The third Thursday of June is Handshake Day, a day of greater note since the pandemic has endangered this traditional greeting. Spending the year bumbling through elbow bumps or other socially-distanced non- or low-contact gestures has made me not only reflect on the frequency with which we use contact gestures but also how much I’ve taken for granted the handshake as an easy social code.
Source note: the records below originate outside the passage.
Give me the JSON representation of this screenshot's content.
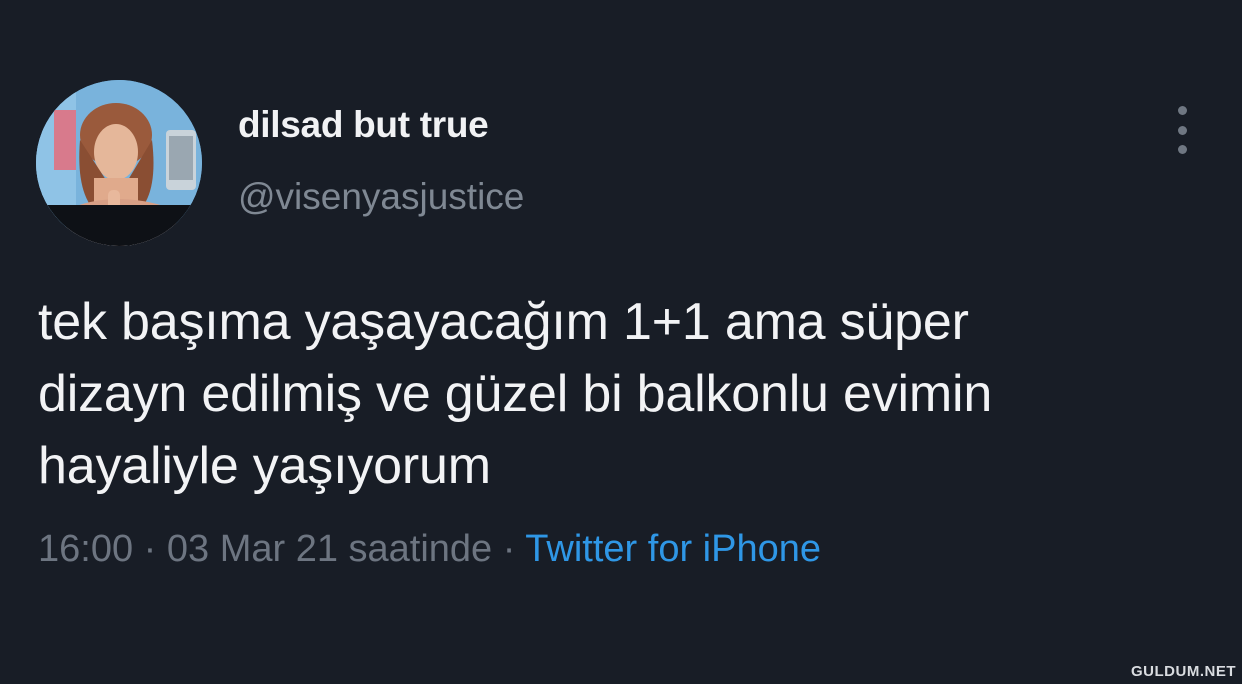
{
  "user": {
    "display_name": "dilsad but true",
    "handle": "@visenyasjustice",
    "avatar_icon": "profile-photo"
  },
  "menu": {
    "icon": "more-vertical-icon"
  },
  "tweet": {
    "lines": [
      "tek başıma yaşayacağım 1+1 ama süper",
      "dizayn edilmiş ve güzel bi balkonlu evimin",
      "hayaliyle yaşıyorum"
    ]
  },
  "meta": {
    "time": "16:00",
    "separator1": " · ",
    "date": "03 Mar 21 saatinde",
    "separator2": " · ",
    "source": "Twitter for iPhone"
  },
  "watermark": "GULDUM.NET",
  "colors": {
    "background": "#181d26",
    "text": "#f2f3f5",
    "muted": "#6d7581",
    "link": "#2f97e6"
  }
}
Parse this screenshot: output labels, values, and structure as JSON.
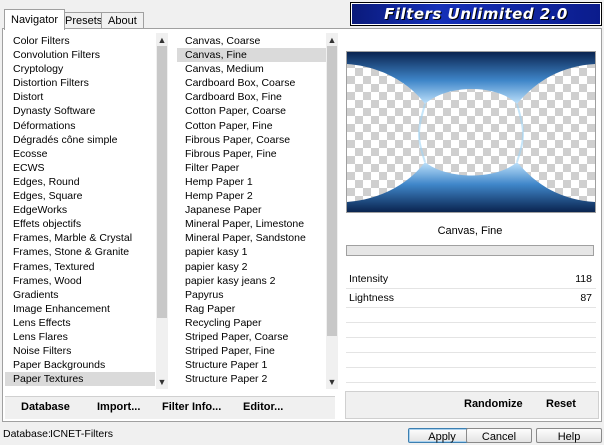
{
  "app": {
    "title": "Filters Unlimited 2.0"
  },
  "tabs": [
    {
      "label": "Navigator",
      "active": true
    },
    {
      "label": "Presets",
      "active": false
    },
    {
      "label": "About",
      "active": false
    }
  ],
  "categories": {
    "items": [
      "Color Filters",
      "Convolution Filters",
      "Cryptology",
      "Distortion Filters",
      "Distort",
      "Dynasty Software",
      "Déformations",
      "Dégradés cône simple",
      "Ecosse",
      "ECWS",
      "Edges, Round",
      "Edges, Square",
      "EdgeWorks",
      "Effets objectifs",
      "Frames, Marble & Crystal",
      "Frames, Stone & Granite",
      "Frames, Textured",
      "Frames, Wood",
      "Gradients",
      "Image Enhancement",
      "Lens Effects",
      "Lens Flares",
      "Noise Filters",
      "Paper Backgrounds",
      "Paper Textures"
    ],
    "selected_index": 24
  },
  "filters": {
    "items": [
      "Canvas, Coarse",
      "Canvas, Fine",
      "Canvas, Medium",
      "Cardboard Box, Coarse",
      "Cardboard Box, Fine",
      "Cotton Paper, Coarse",
      "Cotton Paper, Fine",
      "Fibrous Paper, Coarse",
      "Fibrous Paper, Fine",
      "Filter Paper",
      "Hemp Paper 1",
      "Hemp Paper 2",
      "Japanese Paper",
      "Mineral Paper, Limestone",
      "Mineral Paper, Sandstone",
      "papier kasy 1",
      "papier kasy 2",
      "papier kasy jeans 2",
      "Papyrus",
      "Rag Paper",
      "Recycling Paper",
      "Striped Paper, Coarse",
      "Striped Paper, Fine",
      "Structure Paper 1",
      "Structure Paper 2"
    ],
    "selected_index": 1
  },
  "preview": {
    "filter_name": "Canvas, Fine",
    "colors": {
      "band_dark": "#0a2450",
      "band_mid": "#3f86c9",
      "band_light": "#bfe2fb"
    }
  },
  "params": [
    {
      "label": "Intensity",
      "value": "118"
    },
    {
      "label": "Lightness",
      "value": "87"
    }
  ],
  "buttons": {
    "database": "Database",
    "import": "Import...",
    "filter_info": "Filter Info...",
    "editor": "Editor...",
    "randomize": "Randomize",
    "reset": "Reset",
    "apply": "Apply",
    "cancel": "Cancel",
    "help": "Help"
  },
  "status": {
    "database_label": "Database:",
    "database_value": "ICNET-Filters"
  },
  "colors": {
    "banner": "#1530b8",
    "selection": "#dadada"
  }
}
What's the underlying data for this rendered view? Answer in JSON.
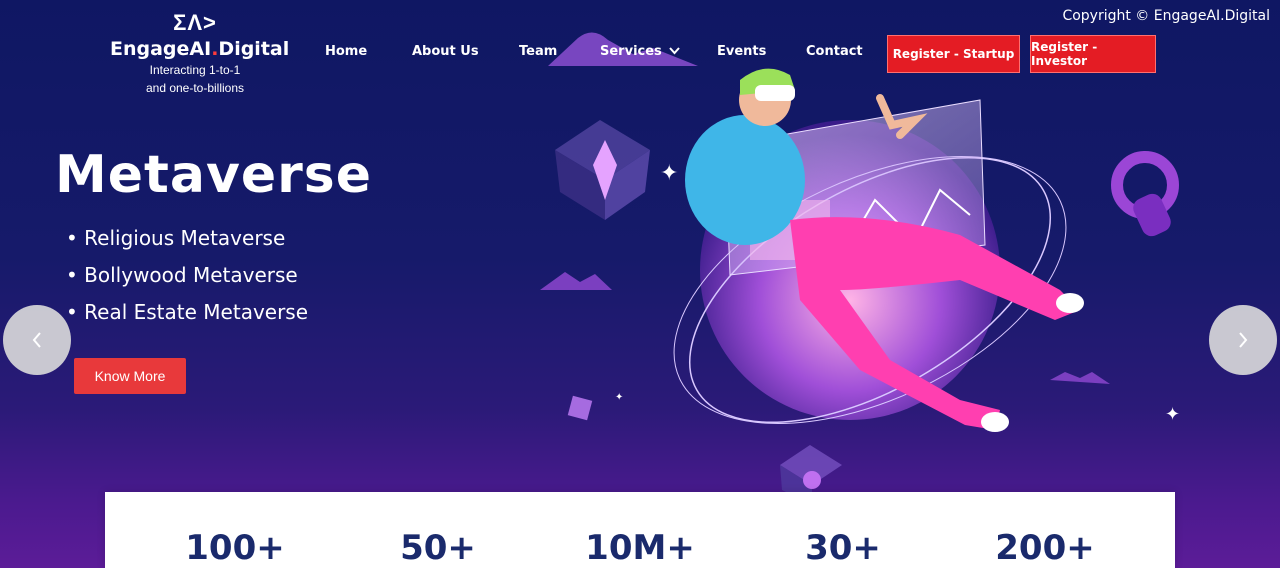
{
  "copyright": "Copyright © EngageAI.Digital",
  "logo": {
    "mark": "ΣΛ>",
    "name_main": "EngageAI",
    "name_dot": ".",
    "name_suffix": "Digital",
    "tagline_1": "Interacting 1-to-1",
    "tagline_2": "and one-to-billions"
  },
  "nav": {
    "home": "Home",
    "about": "About Us",
    "team": "Team",
    "services": "Services",
    "events": "Events",
    "contact": "Contact",
    "register_startup": "Register - Startup",
    "register_investor": "Register - Investor"
  },
  "hero": {
    "title": "Metaverse",
    "bullets": [
      "Religious Metaverse",
      "Bollywood Metaverse",
      "Real Estate Metaverse"
    ],
    "cta": "Know More"
  },
  "carousel": {
    "prev_icon": "chevron-left-icon",
    "next_icon": "chevron-right-icon"
  },
  "stats": [
    "100+",
    "50+",
    "10M+",
    "30+",
    "200+"
  ],
  "colors": {
    "accent_red": "#e41c24",
    "hero_bg": "#0f1763",
    "stat_text": "#1a2a6c"
  }
}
I was lucky enough to learn about handshakes as a kid. But for those who need to learn handshaking as an adult, the simple act of shaking hands can be as painful as learning the correct angle of a Japanese bow. At first, adult handshake learners read intriguing popular lore, about how a handshake was first used to show that the shaking hand was free of weapons. By shaking hands up and down, handshakers could further prove that they had nothing up their sleeves. As business handshake learners advance, they could then go on to learn more theory such as Manchester University’s Geoffrey Beattie’s 12-variable formula for the perfect handshake:


PH = √ (e2 + ve2)(d2) + (cg + dr)2 + π{(42)(42)}2 + (vi + t + te)2 + {(42)(42)}2 (e) is eye contact (1=none; 5=direct) 5; (ve) is verbal greeting (1=totally inappropriate; 5=totally appropriate) 5; (d) is Duchenne smile – smiling in eyes and mouth, plus symmetry on both sides of face, and slower offset (1=totally non-Duchenne smile (false smile); 5=totally Duchenne) 5; (cg) is completeness of grip (1=very incomplete; 5=full) 5; (dr) is dryness of hand (1=damp; 5=dry) 4; (s) is strength (1= weak; 5=strong) 3; (p) is position of hand (1=back towards own body; 5=other person’s bodily zone) 3; (vi) is vigour (1=too low/too high; 5=mid) 3; (t) is temperature of hands (1=too cold/too hot; 5=mid) 3; (te) is texture of hands (5=mid; 1=too rough/too smooth) 3; (c) is control (1=low; 5=high) 3; (du) is duration (1= brief; 5=long) 3.*


But nothing beats learning cultural gestures firsthand, and I was able to learn about handshakes from Larry the doorman in New York City. Larry taught me not just about how to shake hands but also what shaking hands meant when every morning without fail he’d greet my mother and her two daughters with a handshake, addressing each of us separately, even on the days following downpours when the Manhattan worms were out on the pavement. On those days, Larry would take my mother’s empty coat sleeve slung over her shoulders 60’s-style, and speak into it as if it were a loud speaker.


“I trust you’ll keep your mother safe from the worms today,” he’d say, looking at me and shaking the coat sleeve up and down.


If Larry’s handshake was about trust it was a winner every time. I’d emerge from behind my mother’s coat, pinched face dissolved and giggling. At five, I was convinced that a good handshake reduced the size of monster worms on Manhattan pavements, and now, I still think that a really good handshake should reduce the size of Tremor worms. Thanks Larry and may monster-busting trust-building handshakes make a post-pandemic comeback.



*Al-Shamahi, Ella. 2021. The Handshake: A gripping history. London: Profile, 79-80.